As against these approaches, it is essential to acknowledge the multiplicity of causes of crime and to differentiate offender types. A more credible analysis of causes must try to explain differentials in crime rates in different areas and the process by which specific individuals acquire criminal attitudes and/or behavior. The explanation must combine more than one factor on the sociological or psychological side of the question. It must, first, put the person in the centre of the investigation and then ask: How do people become the kind of individuals who commit crimes? What is it about the structure of a social system that determines the kinds of criminal acts that occur in the system and their distribution? What deters people from crime?

The individual must be placed at the centre of the investigation because only individualist theories can explain different patterns of crime in similar conditions. Class or social group theories cannot explain the only criminals in a family, given that all family members are exposed to the same economic, social or environmental conditions. Burglars are statistically expected to be young, school drop-outs and unemployed, but it is evident that not all the unemployed nor all school drop-outs commit crimes. That does not mean that social conditions are irrelevant, only that they are not deterministic. Social conditions of course do affect people and may even predispose some individuals towards crime. However, it remains true that most individual offenders choose to do what they do.

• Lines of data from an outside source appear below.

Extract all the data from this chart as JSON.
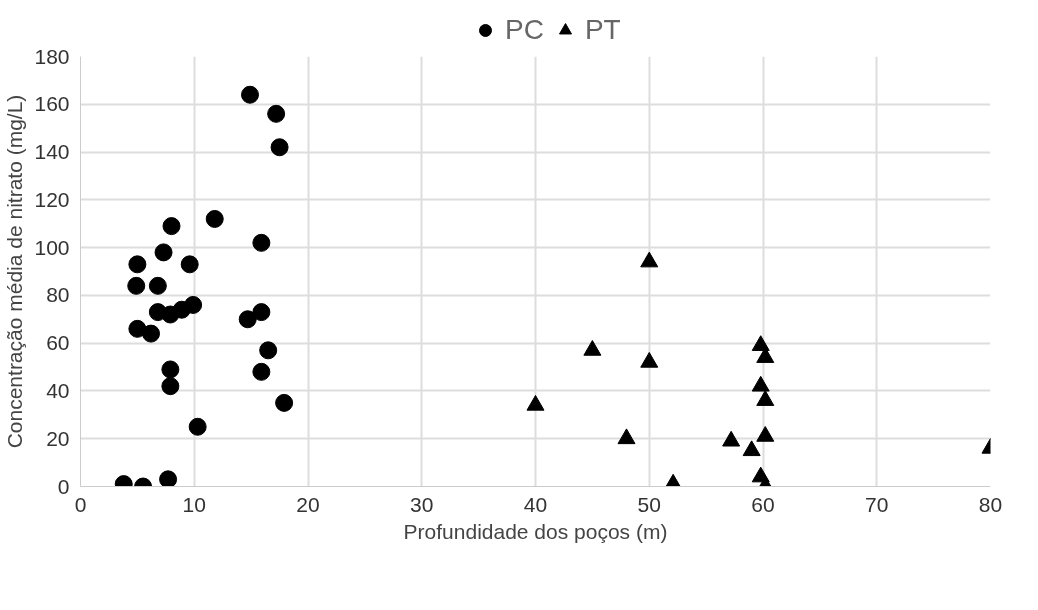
{
  "chart_data": {
    "type": "scatter",
    "xlabel": "Profundidade dos poços (m)",
    "ylabel": "Concentração média de nitrato (mg/L)",
    "xlim": [
      0,
      80
    ],
    "ylim": [
      0,
      180
    ],
    "xticks": [
      0,
      10,
      20,
      30,
      40,
      50,
      60,
      70,
      80
    ],
    "yticks": [
      0,
      20,
      40,
      60,
      80,
      100,
      120,
      140,
      160,
      180
    ],
    "grid": true,
    "legend": "top",
    "series": [
      {
        "name": "PC",
        "color": "#000000",
        "marker": "circle",
        "x": [
          14.9,
          17.2,
          17.5,
          11.8,
          8.0,
          15.9,
          7.3,
          9.6,
          5.0,
          4.9,
          6.8,
          6.8,
          7.9,
          8.9,
          9.9,
          14.7,
          15.9,
          5.0,
          6.2,
          16.5,
          15.9,
          7.9,
          7.9,
          17.9,
          10.3,
          3.8,
          5.5,
          7.7
        ],
        "values": [
          164,
          156,
          142,
          112,
          109,
          102,
          98,
          93,
          93,
          84,
          84,
          73,
          72,
          74,
          76,
          70,
          73,
          66,
          64,
          57,
          48,
          49,
          42,
          35,
          25,
          1,
          0,
          3
        ]
      },
      {
        "name": "PT",
        "color": "#000000",
        "marker": "triangle",
        "x": [
          50.0,
          45.0,
          50.0,
          40.0,
          48.0,
          57.2,
          59.0,
          60.2,
          52.1,
          80.0,
          59.8,
          60.2,
          59.8,
          60.2,
          59.8,
          60.2
        ],
        "values": [
          94,
          57,
          52,
          34,
          20,
          19,
          15,
          21,
          1,
          16,
          59,
          54,
          42,
          36,
          4,
          0
        ]
      }
    ]
  }
}
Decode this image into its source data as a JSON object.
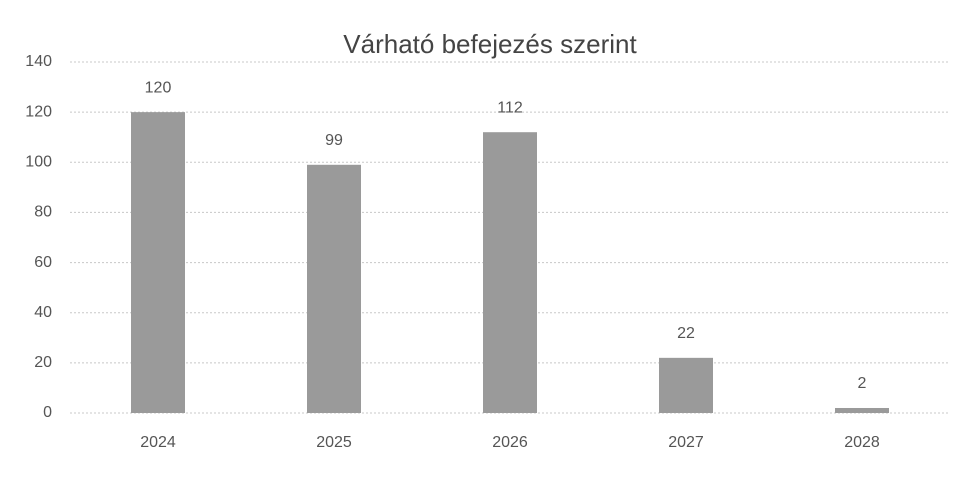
{
  "chart_data": {
    "type": "bar",
    "title": "Várható befejezés szerint",
    "categories": [
      "2024",
      "2025",
      "2026",
      "2027",
      "2028"
    ],
    "values": [
      120,
      99,
      112,
      22,
      2
    ],
    "color": "#9a9a9a",
    "ylim": [
      0,
      140
    ],
    "yticks": [
      0,
      20,
      40,
      60,
      80,
      100,
      120,
      140
    ],
    "grid": true
  }
}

Having accepted that crime is not a product of single causes like poverty or social deprivation but of a complex of causes, any solution we seek must not rely on either preventative locks and bolts or corrective sentences in prison, but take a long term view. The long term solution is to bring up individuals with clear values of what is good and evil, as concerned for others as for themselves; who do not measure happiness in terms of buying power. At the same time we need a social environment in which the have-nots are not alienated from the haves, but all feel as if they belong together and are all cared for and protected by all. Cooperativeness and solidarity must replace individualism and competitiveness at the expense of others. If not, we encourage the cynicism of ‘might is right’, of crime as the clever individuals way of punishing the fool for being foolish.

The intensity and extent of crime in Western societies is an indicator that something is seriously wrong with them. There ought, in conscience, to be no evasion of the responsibility to question the principles and directions on which they are run.